There’s a local birder saying, “Every hawk is a red-tail and every hummingbird is an Anna’s unless proved otherwise.” In this neck of the woods — literally the only woods in the park — I’ve seen Anna’s repeatedly, and this was not Anna’s. It was brown where Anna’s is green, and it was a bit chubby where Anna’s is slim. This is a Rufous Hummingbird (Selasphorus rufus). My camera captured it preening. Like its wingbeat, this bird preened at high speed.
According to the Cornell bird lab website, the Rufous spends most of its year in migration. It’s likely only a visitor here, having left its breeding grounds in the Pacific Northwest and Alaska, on its way to Mexico for the summer. The Lab has these Cool Facts about the Rufous:
The Rufous Hummingbird is a common visitor to hummingbird feeders. It is extremely territorial at all times of year, attacking any visiting hummingbird, including much larger species. They’ve been seen chasing chipmunks away from their nests.
The Rufous Hummingbird makes one of the longest migratory journeys of any bird in the world, as measured by body size. At just over 3 inches long, its roughly 3,900-mile movement (one-way) from Alaska to Mexico is equivalent to 78,470,000 body lengths. In comparison, the 13-inch-long Arctic Tern’s one-way flight of about 11,185 mi is only 51,430,000 body lengths. (AAB)

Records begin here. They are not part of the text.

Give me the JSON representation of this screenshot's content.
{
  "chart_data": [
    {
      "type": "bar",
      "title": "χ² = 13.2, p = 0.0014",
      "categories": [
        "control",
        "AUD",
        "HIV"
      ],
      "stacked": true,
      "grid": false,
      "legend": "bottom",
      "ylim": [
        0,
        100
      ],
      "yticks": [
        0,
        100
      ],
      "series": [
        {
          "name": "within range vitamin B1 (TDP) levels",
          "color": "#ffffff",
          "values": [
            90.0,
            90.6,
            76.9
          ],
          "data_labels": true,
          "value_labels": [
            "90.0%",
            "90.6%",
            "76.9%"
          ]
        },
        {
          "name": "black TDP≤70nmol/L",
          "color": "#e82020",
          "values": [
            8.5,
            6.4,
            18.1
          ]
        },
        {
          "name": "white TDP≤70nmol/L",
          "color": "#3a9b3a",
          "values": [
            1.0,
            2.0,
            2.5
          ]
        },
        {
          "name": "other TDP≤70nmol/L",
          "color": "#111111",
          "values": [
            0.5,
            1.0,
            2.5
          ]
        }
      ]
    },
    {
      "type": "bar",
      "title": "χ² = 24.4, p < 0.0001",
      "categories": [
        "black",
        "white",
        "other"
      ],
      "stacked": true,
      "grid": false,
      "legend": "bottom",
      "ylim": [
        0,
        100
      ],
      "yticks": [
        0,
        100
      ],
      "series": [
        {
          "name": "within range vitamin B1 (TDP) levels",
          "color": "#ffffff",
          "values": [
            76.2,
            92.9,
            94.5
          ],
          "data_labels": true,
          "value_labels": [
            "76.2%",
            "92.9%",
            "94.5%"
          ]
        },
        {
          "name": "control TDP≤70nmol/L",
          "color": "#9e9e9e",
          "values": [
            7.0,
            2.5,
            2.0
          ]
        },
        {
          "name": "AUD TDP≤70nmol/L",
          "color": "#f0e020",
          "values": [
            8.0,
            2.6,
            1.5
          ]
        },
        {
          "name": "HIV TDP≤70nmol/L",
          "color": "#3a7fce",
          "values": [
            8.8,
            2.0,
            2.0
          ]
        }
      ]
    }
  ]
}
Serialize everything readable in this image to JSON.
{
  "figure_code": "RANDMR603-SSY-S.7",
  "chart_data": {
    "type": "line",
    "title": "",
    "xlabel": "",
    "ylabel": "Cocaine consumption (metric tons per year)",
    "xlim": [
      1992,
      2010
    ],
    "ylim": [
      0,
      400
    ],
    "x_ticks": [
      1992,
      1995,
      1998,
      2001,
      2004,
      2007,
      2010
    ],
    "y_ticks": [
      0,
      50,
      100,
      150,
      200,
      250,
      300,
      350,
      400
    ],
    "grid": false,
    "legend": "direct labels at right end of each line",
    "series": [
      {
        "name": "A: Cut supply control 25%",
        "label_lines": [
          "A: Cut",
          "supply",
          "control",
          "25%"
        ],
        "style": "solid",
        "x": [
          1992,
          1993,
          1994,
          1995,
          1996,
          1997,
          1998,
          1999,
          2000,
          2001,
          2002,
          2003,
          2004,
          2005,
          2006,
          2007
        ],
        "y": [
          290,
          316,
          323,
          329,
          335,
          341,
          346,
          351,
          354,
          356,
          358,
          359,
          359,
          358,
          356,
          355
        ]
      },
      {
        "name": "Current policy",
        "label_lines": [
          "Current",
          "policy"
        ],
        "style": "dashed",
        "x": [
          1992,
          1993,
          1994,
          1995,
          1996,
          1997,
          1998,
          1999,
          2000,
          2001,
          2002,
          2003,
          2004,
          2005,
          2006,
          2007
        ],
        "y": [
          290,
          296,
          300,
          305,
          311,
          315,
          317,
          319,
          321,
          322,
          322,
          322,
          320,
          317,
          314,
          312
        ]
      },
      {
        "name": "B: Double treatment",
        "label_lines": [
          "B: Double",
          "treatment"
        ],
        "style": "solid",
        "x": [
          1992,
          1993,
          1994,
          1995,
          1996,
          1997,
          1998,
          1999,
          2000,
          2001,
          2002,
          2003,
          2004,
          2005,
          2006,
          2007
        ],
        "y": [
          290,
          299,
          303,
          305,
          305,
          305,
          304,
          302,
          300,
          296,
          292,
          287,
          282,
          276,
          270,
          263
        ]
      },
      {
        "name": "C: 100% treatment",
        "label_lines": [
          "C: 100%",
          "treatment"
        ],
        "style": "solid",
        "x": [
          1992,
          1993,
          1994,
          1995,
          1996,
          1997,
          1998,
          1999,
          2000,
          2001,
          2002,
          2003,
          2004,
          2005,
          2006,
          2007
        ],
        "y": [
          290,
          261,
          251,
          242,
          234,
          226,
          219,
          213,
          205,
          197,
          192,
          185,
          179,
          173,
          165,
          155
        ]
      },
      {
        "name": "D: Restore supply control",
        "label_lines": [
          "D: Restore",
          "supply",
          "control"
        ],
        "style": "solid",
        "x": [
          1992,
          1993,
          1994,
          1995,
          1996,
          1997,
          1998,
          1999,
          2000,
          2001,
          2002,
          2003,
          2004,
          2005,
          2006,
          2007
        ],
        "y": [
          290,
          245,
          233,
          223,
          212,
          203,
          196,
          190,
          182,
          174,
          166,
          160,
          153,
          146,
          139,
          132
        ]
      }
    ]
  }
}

During their long migrations, Rufous Hummingbirds make a clockwise circuit of western North America each year. They move up the Pacific Coast in late winter and spring, reaching Washington and British Columbia by May. As early as July they may start south again, traveling down the chain of the Rocky Mountains. People first realized this pattern after examining detailed field notes and specimens, noting the birds’ characteristic dates of arrival on each part of the circuit.
The Rufous Hummingbird has an excellent memory for location, no doubt helping it find flowers from day to day, or even year to year. Some birds have been seen returning from migration and investigating where a feeder had been the previous year, even though it had since been moved.
The Rufous Hummingbird breeds as far north as southeastern Alaska – the northernmost breeding range of any hummingbird in the world. Of the western hummingbirds that occasionally show up in the east, the Rufous Hummingbird is the most frequent.
Rufous Hummingbirds, like most other hummingbirds, beat their wings extremely fast to be able to hover in place. The wingbeat frequency of Rufous Hummingbirds has been recorded at 52–62 wingbeats per second.
The Rufous Hummingbird is not a colonially nesting species; however, there have been reports from Washington state that have 20 or more Rufous Hummingbird nests only a few yards apart in the same tree. (From the BNA)
Hummingbirds are hard to catch, but there are records of Rufous Hummingbirds being caught by a large flycatcher (Brown-crested Flycatcher) and by a frog.
The oldest recorded Rufous Hummingbird was a female, and at least 8 years 11 months old when she was recaught and rereleased during banding operations in British Columbia.